Riddhiman Swanan Debnath
2025
ExMute: A Context-Enriched Multimodal Dataset for Hateful Memes
Riddhiman Swanan Debnath
|
Nahian Beente Firuj
|
Abdul Wadud Shakib
|
Sadia Sultana
|
Md Saiful Islam
Proceedings of the First Workshop on Natural Language Processing for Indo-Aryan and Dravidian Languages
In this paper, we introduce ExMute, an extended dataset for classifying hateful memes that incorporates critical contextual information, addressing a significant gap in existing resources. Building on a previous dataset of 4,158 memes without contextual annotations, ExMute expands the collection by adding 2,041 new memes and providing comprehensive annotations for all 6,199 memes.
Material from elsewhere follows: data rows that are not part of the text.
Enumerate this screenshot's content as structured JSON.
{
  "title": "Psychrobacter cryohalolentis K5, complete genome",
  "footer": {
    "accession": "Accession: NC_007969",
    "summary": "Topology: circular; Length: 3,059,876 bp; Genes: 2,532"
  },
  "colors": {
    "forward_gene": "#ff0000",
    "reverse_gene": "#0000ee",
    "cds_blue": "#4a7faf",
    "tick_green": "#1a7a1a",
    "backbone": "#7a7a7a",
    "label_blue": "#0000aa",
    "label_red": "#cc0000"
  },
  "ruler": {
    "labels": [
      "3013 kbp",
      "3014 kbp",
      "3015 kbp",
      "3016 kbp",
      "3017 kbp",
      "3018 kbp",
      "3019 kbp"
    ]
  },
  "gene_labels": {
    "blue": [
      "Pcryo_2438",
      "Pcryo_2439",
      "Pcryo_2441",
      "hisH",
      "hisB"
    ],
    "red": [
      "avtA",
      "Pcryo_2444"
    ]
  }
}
Each meme is labeled across six defined contexts with language markers indicating code-mixing, code-switching, and Bengali captions, enhancing its value for linguistic and cultural research. These memes are systematically labeled across six contexts: religion, politics, celebrity, male, female, and others, facilitating a more nuanced understanding of meme content and intent. To evaluate ExMute, we apply state-of-the-art textual, visual, and multimodal approaches, leveraging models including BanglaBERT, Visual Geometry Group (VGG), Inception, ResNet, and Vision Transformer (ViT). Our experiments show that our custom LSTM-based attention-based textual model achieves an accuracy of 0.60, while VGG-based visual models reach up to 0.63. Multimodal models, which combine visual and textual features, consistently achieve accuracy scores of around 0.64, demonstrating the dataset’s robustness for advancing multimodal classification tasks. ExMute establishes a valuable benchmark for future NLP research, particularly in low-resource language settings, highlighting the importance of context-aware labeling in improving classification accuracy and reducing bias.